DISCUSSIONI / Helah Milroy e Ziggy O’Reilly /
Manifestly Haraway is a timely addition to Donna Haraway’s Cyborg Manifesto and Companion Species Manifesto. Alongside the inclusion of these two manifestos, Manifestly Haraway has the extra addition of Companions in Conversation, which captures a conversation between Cary Wolfe and Haraway during the conference The Anthropocene: Arts of Living on a Damaged Planet. It is a conversation which discusses and clarifies the progression of Haraway’s thought surrounding the Cyborg Manifesto, the Companion Species Manifesto, and her latest book Staying with the Trouble: Making Kin in the Age of the Chthulucene. The Cyborg Manifesto was a controversial piece published by the Berkeley Social Review Collective in 1985, during the early Reagan-Thatcher era which saw a decline of leftist politics. Through the ironic and contradictory figure of the Cyborg, Haraway created a political myth which served as a critique of socialist and Marxist feminism, alongside Capitalist hegemony.

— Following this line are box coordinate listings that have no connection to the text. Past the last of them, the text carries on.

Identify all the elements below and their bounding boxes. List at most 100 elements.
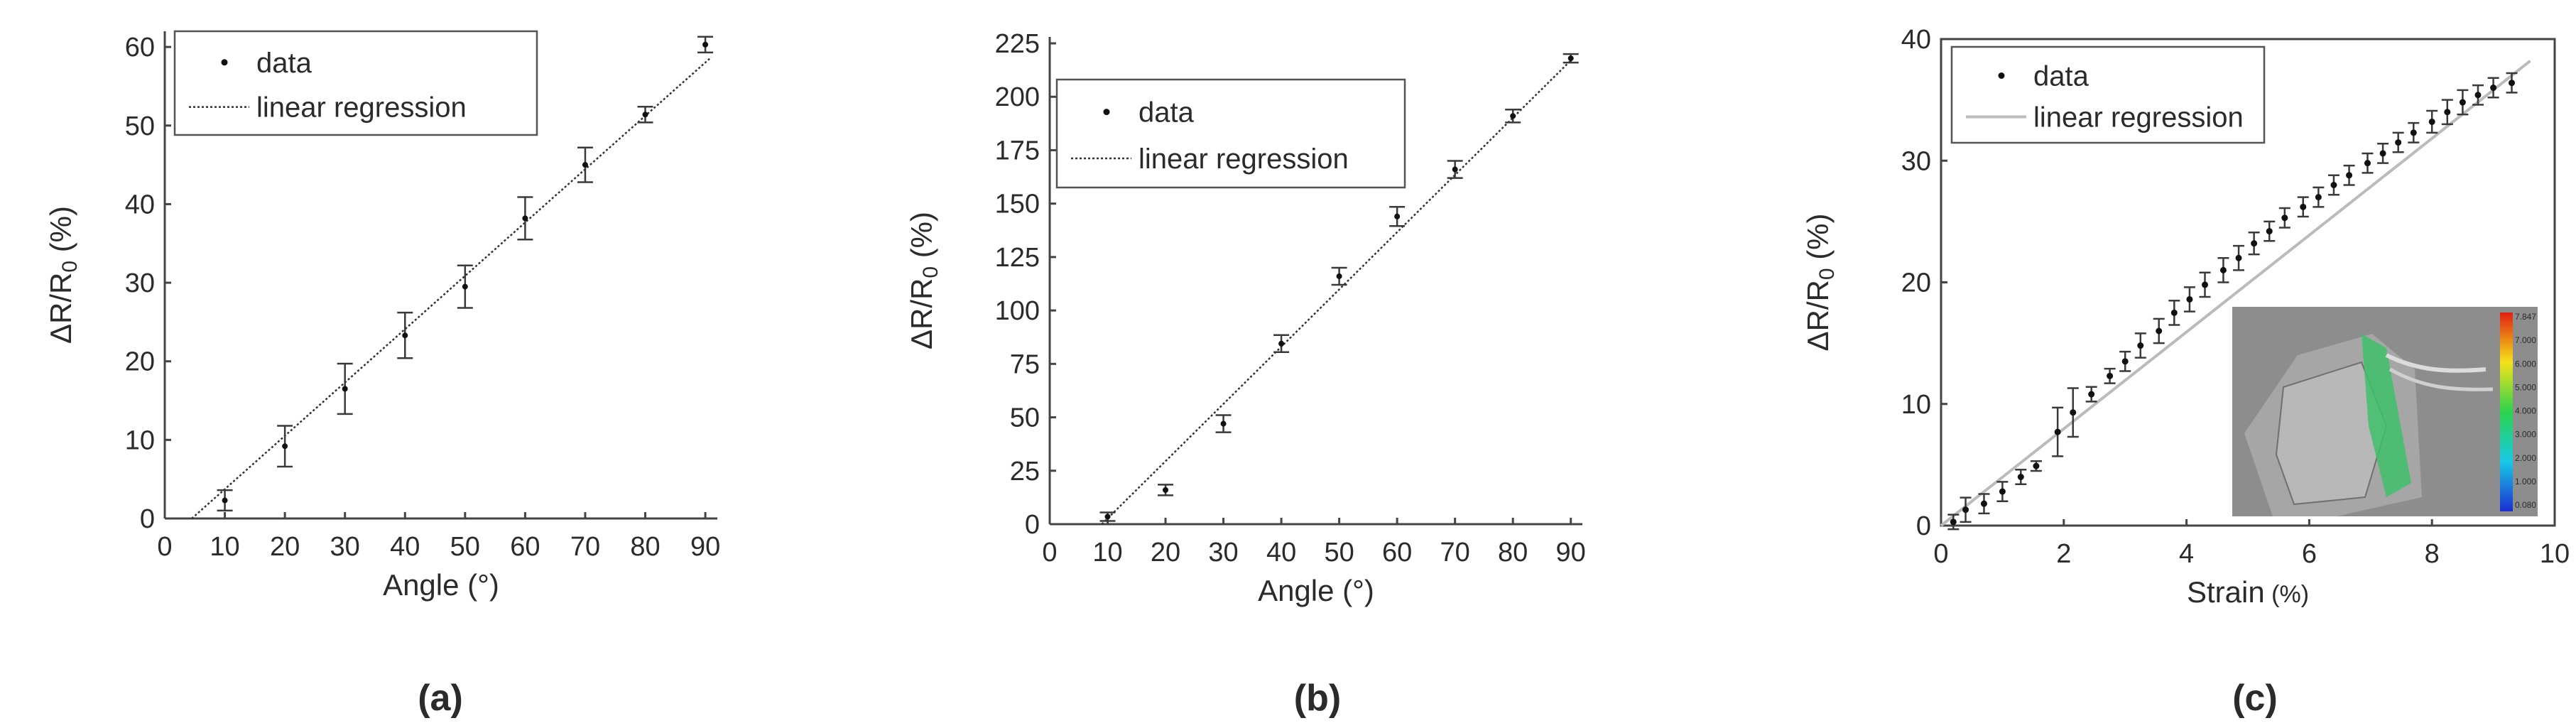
data-point [2315,194,2322,201]
x-tick-label: 80 [630,532,660,562]
inset-colorbar-label: 5.000 [2515,382,2536,392]
data-point [2410,129,2417,136]
data-point [702,41,709,48]
data-point [1962,506,1969,514]
regression-line [1101,60,1572,525]
y-tick-label: 0 [1025,510,1040,540]
x-tick-label: 30 [1208,538,1238,567]
x-tick-label: 20 [270,532,300,562]
x-tick-label: 6 [2302,539,2317,569]
y-tick-label: 40 [1901,25,1931,55]
data-point [2235,254,2242,261]
data-point [582,162,588,168]
data-point [1220,420,1227,427]
y-axis-label-main: ΔR/R [44,273,77,344]
x-tick-label: 60 [1382,538,1412,567]
x-tick-label: 80 [1498,538,1528,567]
data-point [2428,118,2435,125]
legend-label-data: data [256,48,313,79]
data-point [2033,462,2040,469]
inset-colorbar-label: 7.847 [2515,312,2536,322]
data-point [2251,240,2258,247]
x-axis-label: Angle (°) [1258,574,1374,607]
inset-colorbar-label: 4.000 [2515,406,2536,416]
y-tick-label: 20 [125,347,155,377]
x-tick-label: 70 [1440,538,1470,567]
legend-marker-data [1998,72,2005,79]
x-tick-label: 70 [570,532,600,562]
panel-label: (b) [1294,678,1341,719]
y-tick-label: 10 [125,425,155,455]
legend: data linear regression [1950,45,2266,144]
inset-photo-strain-map [2362,334,2411,497]
y-tick-label: 40 [125,190,155,219]
y-tick-label: 0 [1916,511,1931,541]
x-tick-label: 8 [2425,539,2440,569]
legend-label-regression: linear regression [256,92,467,124]
regression-line [1940,60,2531,527]
data-point [402,332,408,339]
data-point [2088,391,2095,398]
data-point [2156,327,2163,335]
y-tick-label: 100 [995,296,1040,326]
data-point [2300,203,2307,210]
legend-marker-data [1103,109,1110,116]
legend-box [1950,45,2266,144]
legend-label-data: data [1138,97,1195,129]
data-point [342,386,348,392]
y-tick-label: 0 [140,504,155,534]
data-point [2474,92,2482,99]
data-point [2186,295,2193,303]
inset-colorbar-label: 0.080 [2515,500,2536,510]
y-tick-label: 150 [995,190,1040,219]
chart-panel-a: 0 10 20 30 40 50 60 70 80 90 0 10 20 30 40 50 60 data line… [44,30,720,719]
data-point [1452,166,1458,173]
y-tick-label: 200 [995,82,1040,112]
y-axis-label-unit: (%) [44,206,77,261]
regression-line [191,56,712,519]
inset-colorbar-label: 7.000 [2515,335,2536,345]
x-tick-label: 30 [330,532,360,562]
inset-colorbar [2500,313,2513,511]
inset-colorbar-label: 3.000 [2515,430,2536,440]
x-tick-label: 90 [690,532,720,562]
chart-panel-c: 7.847 7.000 6.000 5.000 4.000 3.000 2.000 1.000… [1801,25,2570,719]
data-point [2346,172,2353,179]
y-axis-label: ΔR/R0 (%) [1801,213,1839,351]
x-tick-label: 2 [2056,539,2071,569]
data-point [1278,340,1285,347]
legend-box [173,30,538,136]
inset-photo-sensor [2275,361,2388,506]
inset-photo: 7.847 7.000 6.000 5.000 4.000 3.000 2.000 1.000… [2232,307,2538,516]
data-point [1567,55,1574,62]
data-point [1163,487,1169,493]
data-point [2202,281,2209,288]
panel-label: (c) [2232,678,2278,719]
y-axis-label-subscript: 0 [919,266,942,278]
x-tick-label: 10 [1092,538,1122,567]
data-point [2054,428,2061,435]
data-point [2219,266,2227,273]
data-point [222,497,228,504]
legend: data linear regression [1055,78,1406,189]
data-point [2017,474,2024,480]
y-tick-label: 25 [1010,457,1040,487]
x-axis-label-text: Strain [2187,575,2265,609]
data-point [2379,150,2386,157]
data-point [2444,109,2451,116]
data-point [2170,309,2178,316]
x-tick-label: 10 [210,532,239,562]
x-tick-label: 0 [157,532,172,562]
y-axis-label-main: ΔR/R [905,278,938,349]
y-axis-label: ΔR/R0 (%) [44,206,82,344]
inset-photo-wire-2 [2388,367,2494,391]
panel-label: (a) [418,678,463,719]
legend: data linear regression [173,30,538,136]
x-tick-label: 20 [1151,538,1180,567]
x-tick-label: 4 [2179,539,2194,569]
y-tick-label: 125 [995,243,1040,273]
data-point [2395,139,2402,146]
x-tick-label: 50 [1324,538,1354,567]
inset-colorbar-label: 6.000 [2515,359,2536,369]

The Companion Species Manifesto was written nearly fifteen years later, and was published in 2003 when the discipline of Critical Animal Studies was still in infancy. This manifesto’s focus on shared histories and companion species with the figure of the Dog makes Haraway a significant contributor to Critical Animal Studies. The personalised tone of Companion Species Manifesto allows Haraway to discuss her nuanced biopolitics and encourage shared vitality through the accommodation of an attitude of play in engagement with significant others. Companions in Conversation re-opens the «time capsules» (p. 250) of the Cyborg Manifesto and Companion Species Manifesto in order to expose and clarify the implications of these two manifestos with regards to present political and biopolitical frameworks. Furthermore, Companions in Conversation introduces Staying with the Trouble as a new narrative through which we can think and act with collective agency in the future.
The following is a discursive review which took place over the Christmas break and into the new year of 2017 by two Biological Arts Masters students from Symbiotica, at the University of Western Australia: Ziggy O’Reilly and Helah Milroy. Both students possess highly divergent worldviews. Ziggy O’Reilly is a Psychology graduate and believer in techno-science and human-tech ingenuity, while Helah Milroy is a Philosophy graduate with Indigenous heritage, who holds a belief in the power of non-violence and has recently been baptised a Christian. This review focuses on the often-overlooked theological aspect of Haraway’s work, the formation and clarification of Haraway’s biopolitical position, and its affirmation of the necessity of adopting a narrative that facilitates both Living and Dying well together in the face of potential global environmental catastrophe.